Junk Science and Autism

Junk science is a big problem for the autism community, whether it involves the discredited vaccine theory or the bogus "complementary and alternative" treatments that unscrupulous vendors peddle to desperate parents.

Many articles and blog posts arguing for the vaccine-autism link have the trappings of genuine academic research: tables, graphs, citations, and scientific jargon. Some of the authors have credentials such as M.D. or Ph.D. degrees. None of these things is a guarantee of scientific value, as the history of science is full of crackpot theories (e.g., AIDS denialism) that are the heavily-footnoted products of people with letters after their names. But most people will not be able to spot the scientific weaknesses of such work. Outside of academia, few understand concepts such as peer review. Jordynn Jack describes one dubious article that appeared in a non-peer-reviewed publication: “Regardless of the scientific validity of the article, though, the writers perform the writing style quite effectively. It would be difficult for the layperson to distinguish this article from any other scientific research paper, especially if one did not investigate the nature of the journal … or of the scientific response to the article.”

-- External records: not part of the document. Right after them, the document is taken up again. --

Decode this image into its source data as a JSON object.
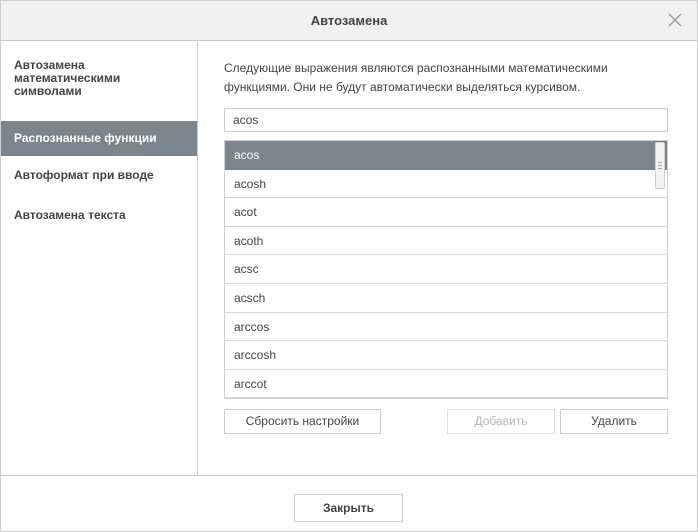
{
  "dialog": {
    "title": "Автозамена"
  },
  "sidebar": {
    "items": [
      {
        "label": "Автозамена математическими символами",
        "active": false
      },
      {
        "label": "Распознанные функции",
        "active": true
      },
      {
        "label": "Автоформат при вводе",
        "active": false
      },
      {
        "label": "Автозамена текста",
        "active": false
      }
    ]
  },
  "main": {
    "description": "Следующие выражения являются распознанными математическими функциями. Они не будут автоматически выделяться курсивом.",
    "input_value": "acos",
    "functions": [
      "acos",
      "acosh",
      "acot",
      "acoth",
      "acsc",
      "acsch",
      "arccos",
      "arccosh",
      "arccot"
    ],
    "selected_index": 0,
    "buttons": {
      "reset": "Сбросить настройки",
      "add": "Добавить",
      "delete": "Удалить"
    }
  },
  "footer": {
    "close": "Закрыть"
  },
  "colors": {
    "accent": "#7d858c",
    "border": "#cfcfcf",
    "titlebar": "#f1f1f1"
  }
}
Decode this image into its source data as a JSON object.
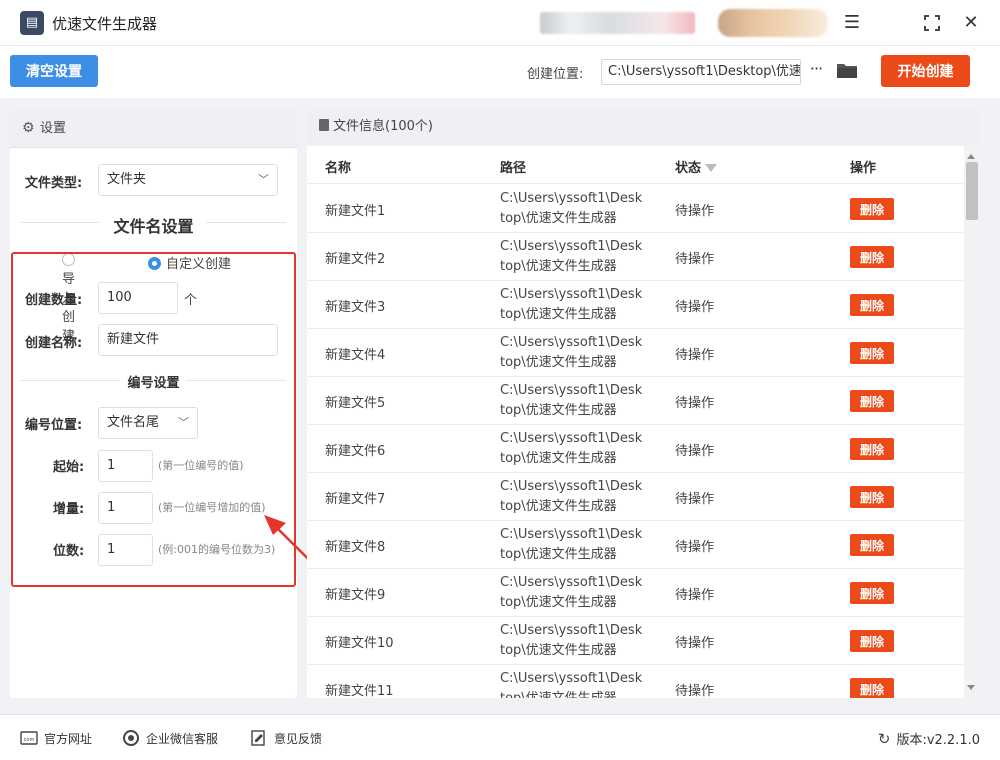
{
  "app": {
    "title": "优速文件生成器"
  },
  "toolbar": {
    "clear_label": "清空设置",
    "path_label": "创建位置:",
    "path_value": "C:\\Users\\yssoft1\\Desktop\\优速",
    "dots": "···",
    "start_label": "开始创建"
  },
  "settings": {
    "header": "设置",
    "file_type_label": "文件类型:",
    "file_type_value": "文件夹",
    "name_section_title": "文件名设置",
    "radio_import": "导入创建",
    "radio_custom": "自定义创建",
    "radio_selected": "自定义创建",
    "count_label": "创建数量:",
    "count_value": "100",
    "count_unit": "个",
    "name_label": "创建名称:",
    "name_value": "新建文件",
    "number_section_title": "编号设置",
    "pos_label": "编号位置:",
    "pos_value": "文件名尾",
    "start_label": "起始:",
    "start_value": "1",
    "start_hint": "(第一位编号的值)",
    "step_label": "增量:",
    "step_value": "1",
    "step_hint": "(第一位编号增加的值)",
    "digits_label": "位数:",
    "digits_value": "1",
    "digits_hint": "(例:001的编号位数为3)"
  },
  "file_info": {
    "header": "文件信息(100个)",
    "columns": {
      "name": "名称",
      "path": "路径",
      "status": "状态",
      "action": "操作"
    },
    "rows": [
      {
        "name": "新建文件1",
        "path1": "C:\\Users\\yssoft1\\Desk",
        "path2": "top\\优速文件生成器",
        "status": "待操作",
        "action": "删除"
      },
      {
        "name": "新建文件2",
        "path1": "C:\\Users\\yssoft1\\Desk",
        "path2": "top\\优速文件生成器",
        "status": "待操作",
        "action": "删除"
      },
      {
        "name": "新建文件3",
        "path1": "C:\\Users\\yssoft1\\Desk",
        "path2": "top\\优速文件生成器",
        "status": "待操作",
        "action": "删除"
      },
      {
        "name": "新建文件4",
        "path1": "C:\\Users\\yssoft1\\Desk",
        "path2": "top\\优速文件生成器",
        "status": "待操作",
        "action": "删除"
      },
      {
        "name": "新建文件5",
        "path1": "C:\\Users\\yssoft1\\Desk",
        "path2": "top\\优速文件生成器",
        "status": "待操作",
        "action": "删除"
      },
      {
        "name": "新建文件6",
        "path1": "C:\\Users\\yssoft1\\Desk",
        "path2": "top\\优速文件生成器",
        "status": "待操作",
        "action": "删除"
      },
      {
        "name": "新建文件7",
        "path1": "C:\\Users\\yssoft1\\Desk",
        "path2": "top\\优速文件生成器",
        "status": "待操作",
        "action": "删除"
      },
      {
        "name": "新建文件8",
        "path1": "C:\\Users\\yssoft1\\Desk",
        "path2": "top\\优速文件生成器",
        "status": "待操作",
        "action": "删除"
      },
      {
        "name": "新建文件9",
        "path1": "C:\\Users\\yssoft1\\Desk",
        "path2": "top\\优速文件生成器",
        "status": "待操作",
        "action": "删除"
      },
      {
        "name": "新建文件10",
        "path1": "C:\\Users\\yssoft1\\Desk",
        "path2": "top\\优速文件生成器",
        "status": "待操作",
        "action": "删除"
      },
      {
        "name": "新建文件11",
        "path1": "C:\\Users\\yssoft1\\Desk",
        "path2": "top\\优速文件生成器",
        "status": "待操作",
        "action": "删除"
      }
    ]
  },
  "footer": {
    "website": "官方网址",
    "wechat": "企业微信客服",
    "feedback": "意见反馈",
    "version": "版本:v2.2.1.0"
  },
  "colors": {
    "primary_blue": "#3d8fe6",
    "accent_orange": "#ec4a19",
    "highlight_red": "#e8332a"
  }
}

Alisa Opar writes at The Atlantic and Spectrum:
For most parents, who have little understanding of how science is done, wading through claims made about alternative treatments can be befuddling. Even when someone knows to search PubMed, an online database of journal abstracts, she might not understand that obscure journals tend not to be taken seriously, and might not pick up on the difference between types of studies. A case report about a single child may be of purely scientific interest as an avenue for further investigation, for instance, whereas results from a rigorous randomized controlled clinical trial with a large number of participants can provide solid information on whether a treatment works.

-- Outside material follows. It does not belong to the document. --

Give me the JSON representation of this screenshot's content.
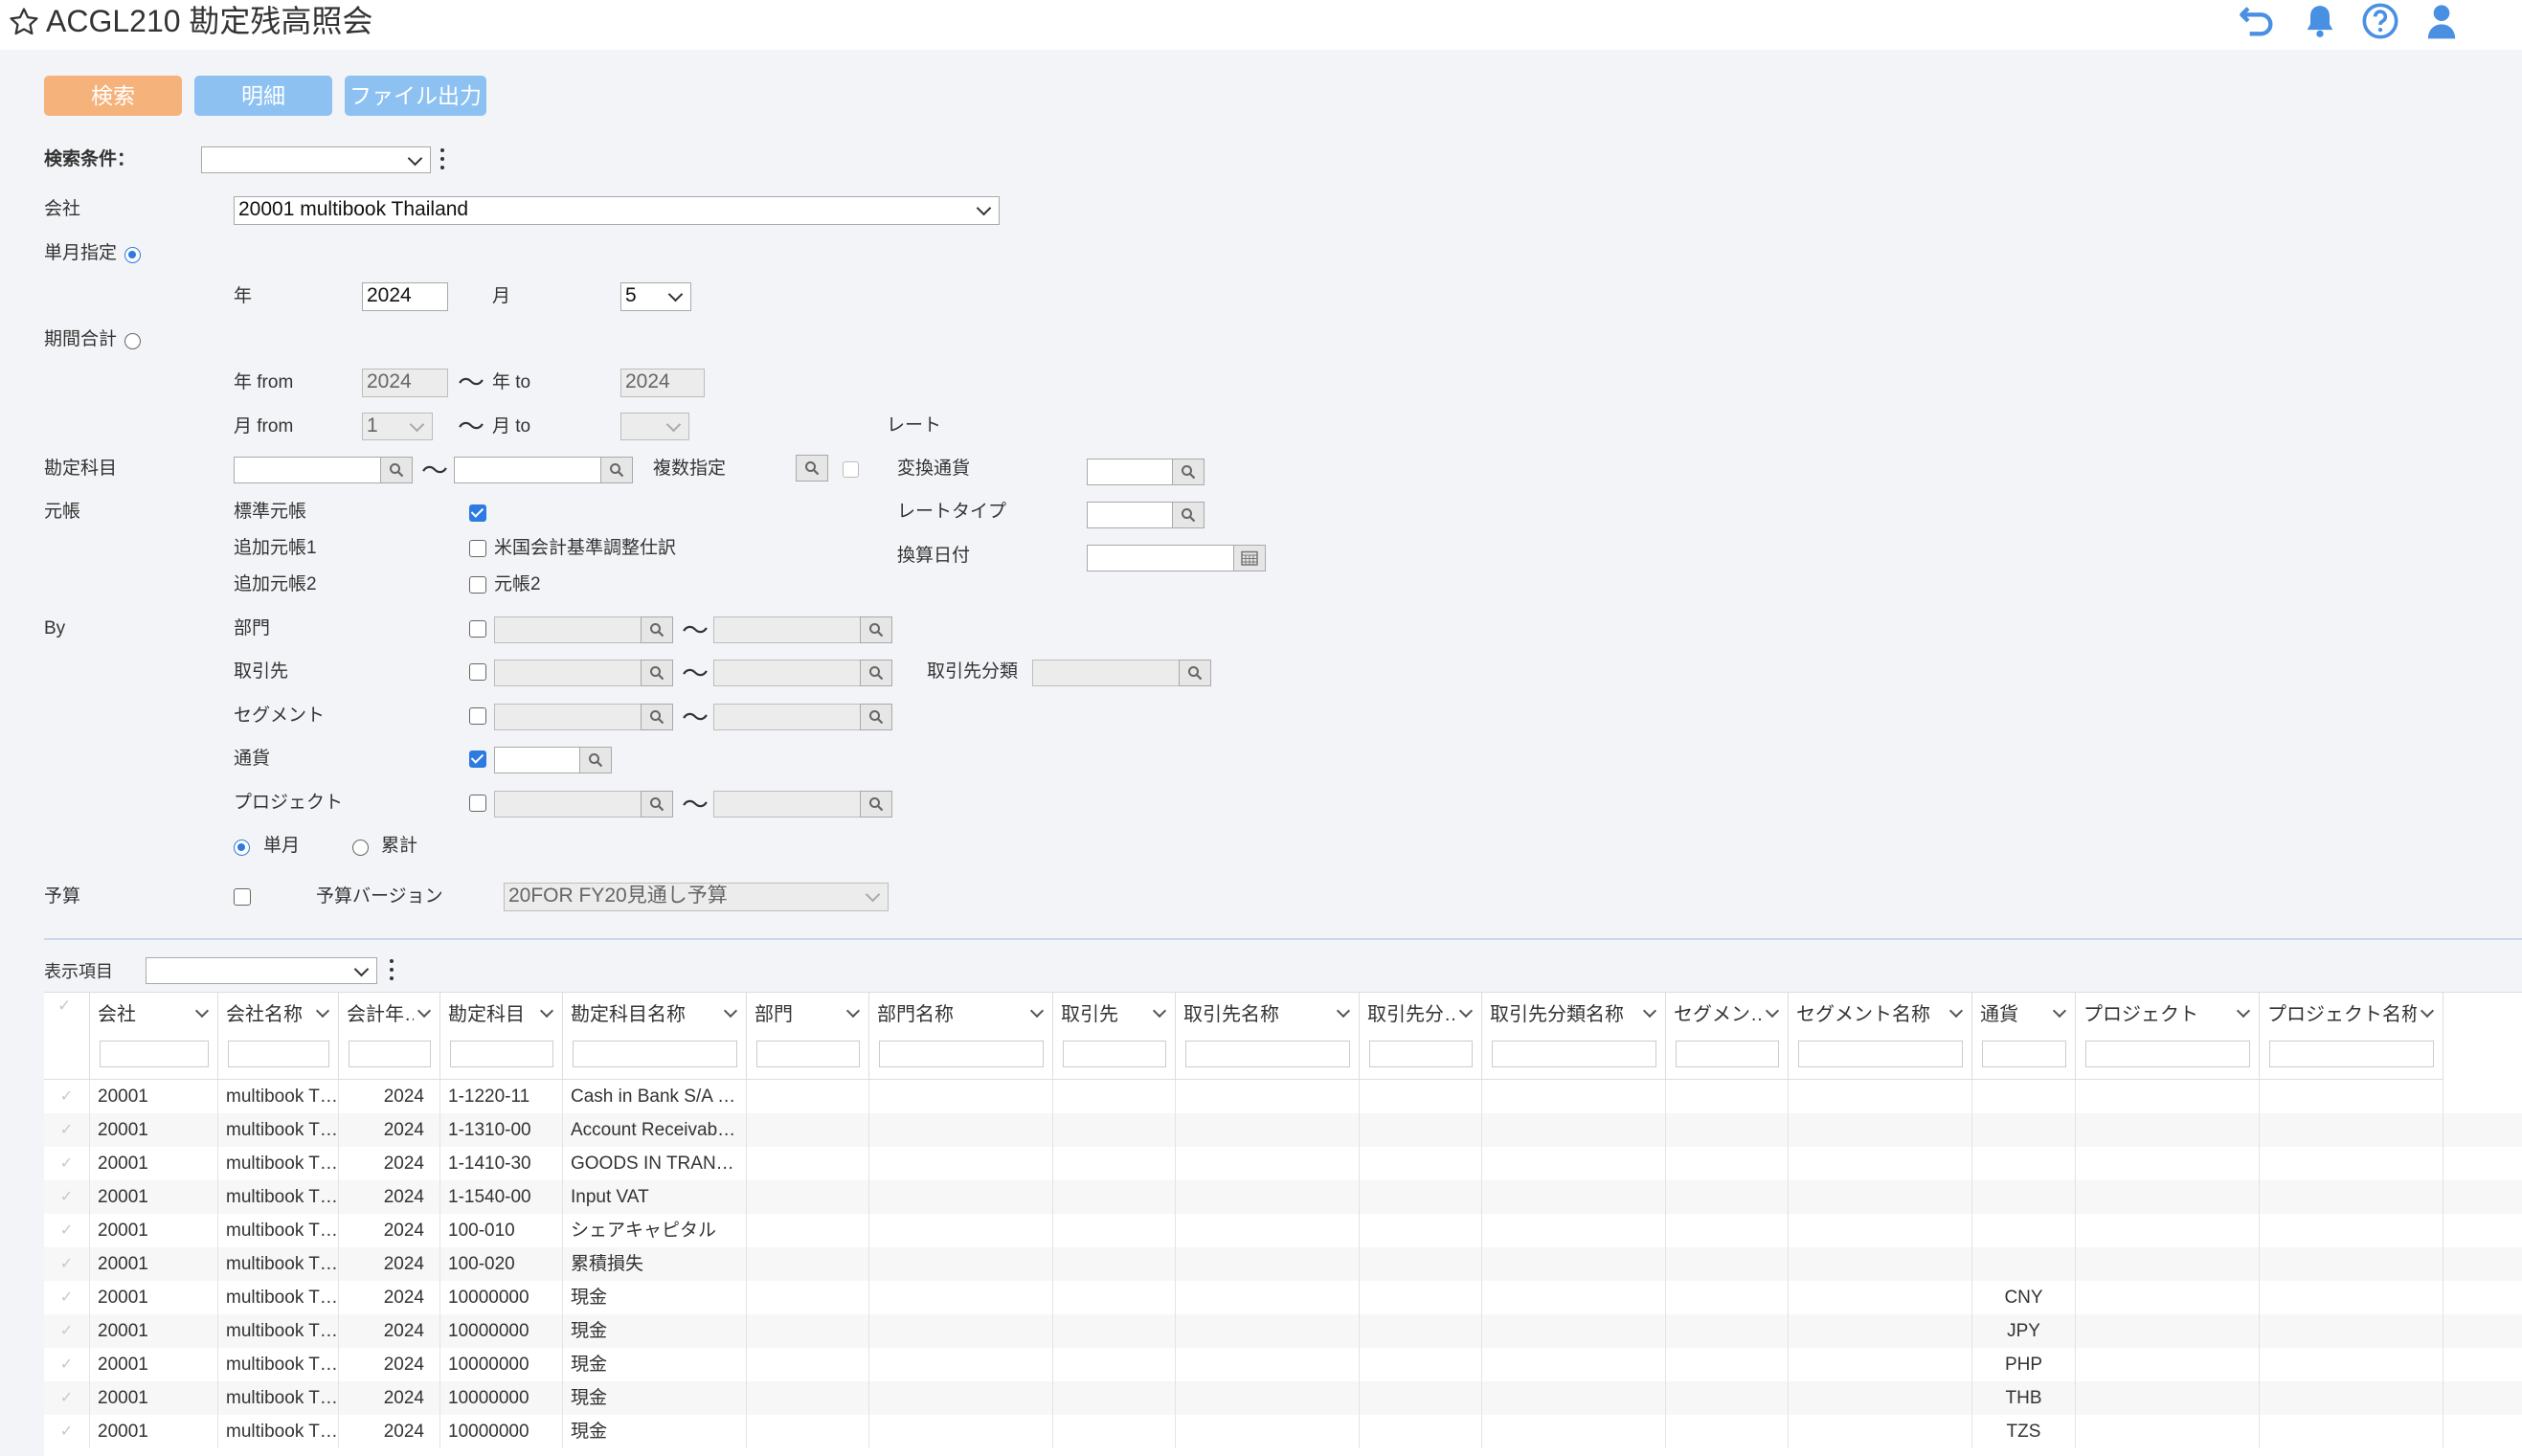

What’s more, media outlets often exaggerate the significance of findings. Take secretin, a peptide hormone that stimulates the secretion of digestive fluids from the pancreas. In the late 1990s, three children with autism were reported to improve dramatically after taking secretin. (The caveat is that this was an unblinded study—that is, the investigators were aware that all three children had received secretin and not a placebo.) Word spread, parents heard about it on the news, and demand for secretin skyrocketed. But more than a dozen subsequent double-blind studies—in which neither the families nor the researchers knew which participants were in the placebo arm—found no evidence of effectiveness.

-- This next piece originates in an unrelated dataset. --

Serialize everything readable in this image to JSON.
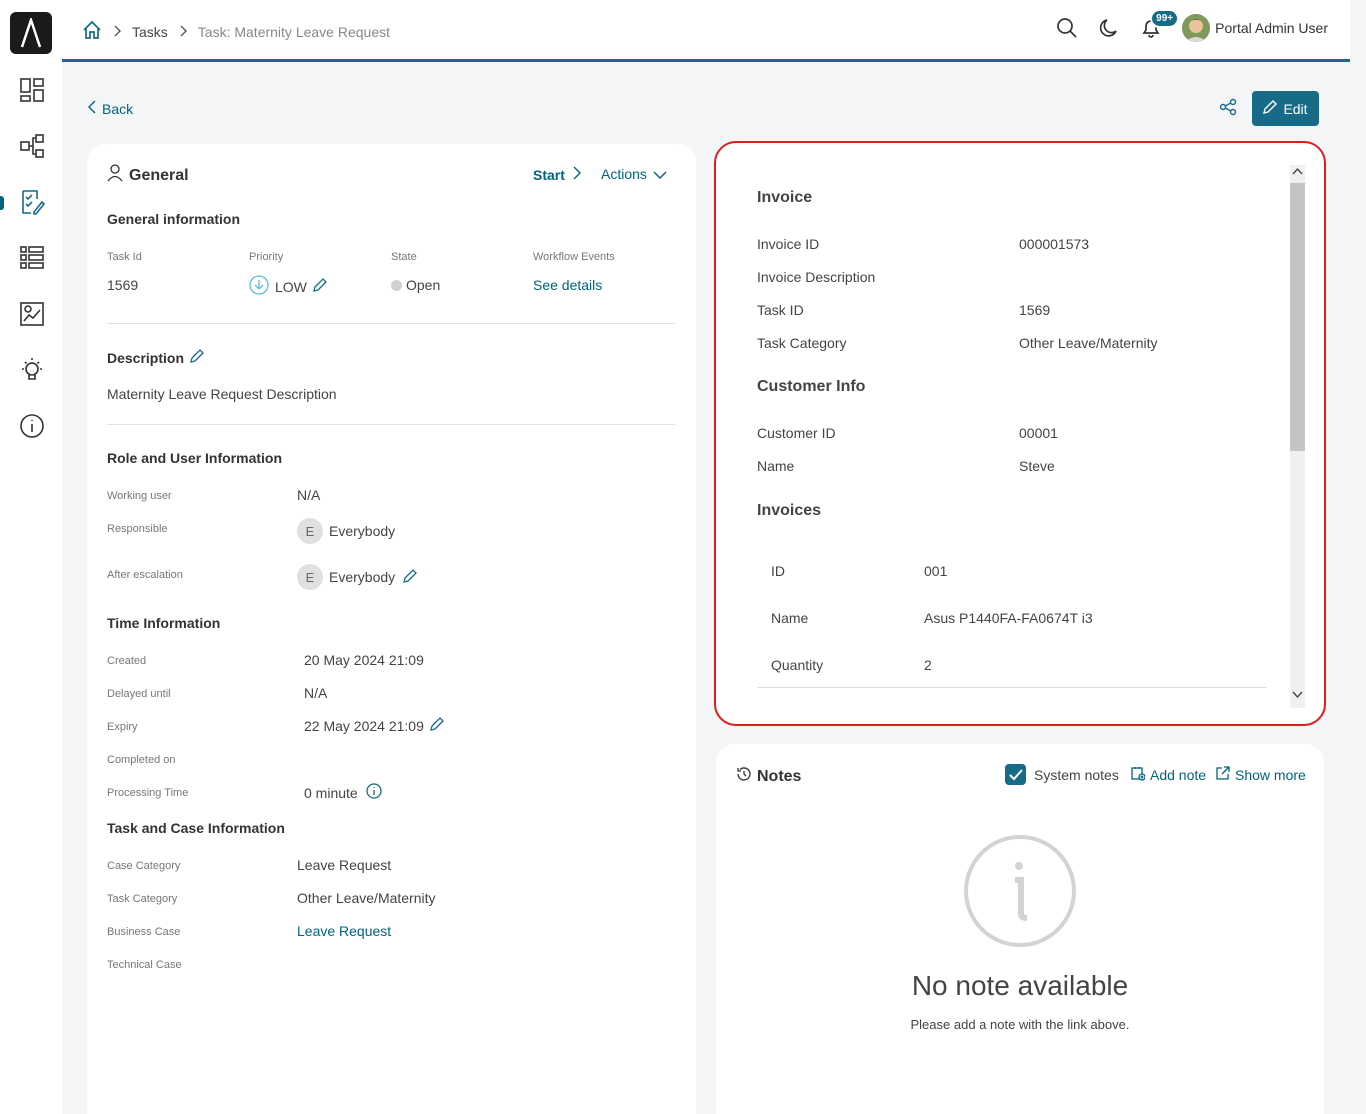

“As a scientist, you can end up on the front page of the science section of The New York Times with a new link to autism, but not really know if it’s causal,” says Catherine Lord, a clinical psychologist who heads the Center for Autism and the Developing Brain at New York-Presbyterian Hospital in New York City. In other words, just because researchers find a connection between autism and a gene or some other factor does not mean that it causes the condition—or that blocking it can reverse the effects of autism. “I think it’s probably very confusing for parents. So when someone says, ‘I can take what that scientist said and make it meaningful for you right now,’ that’s incredibly appealing.”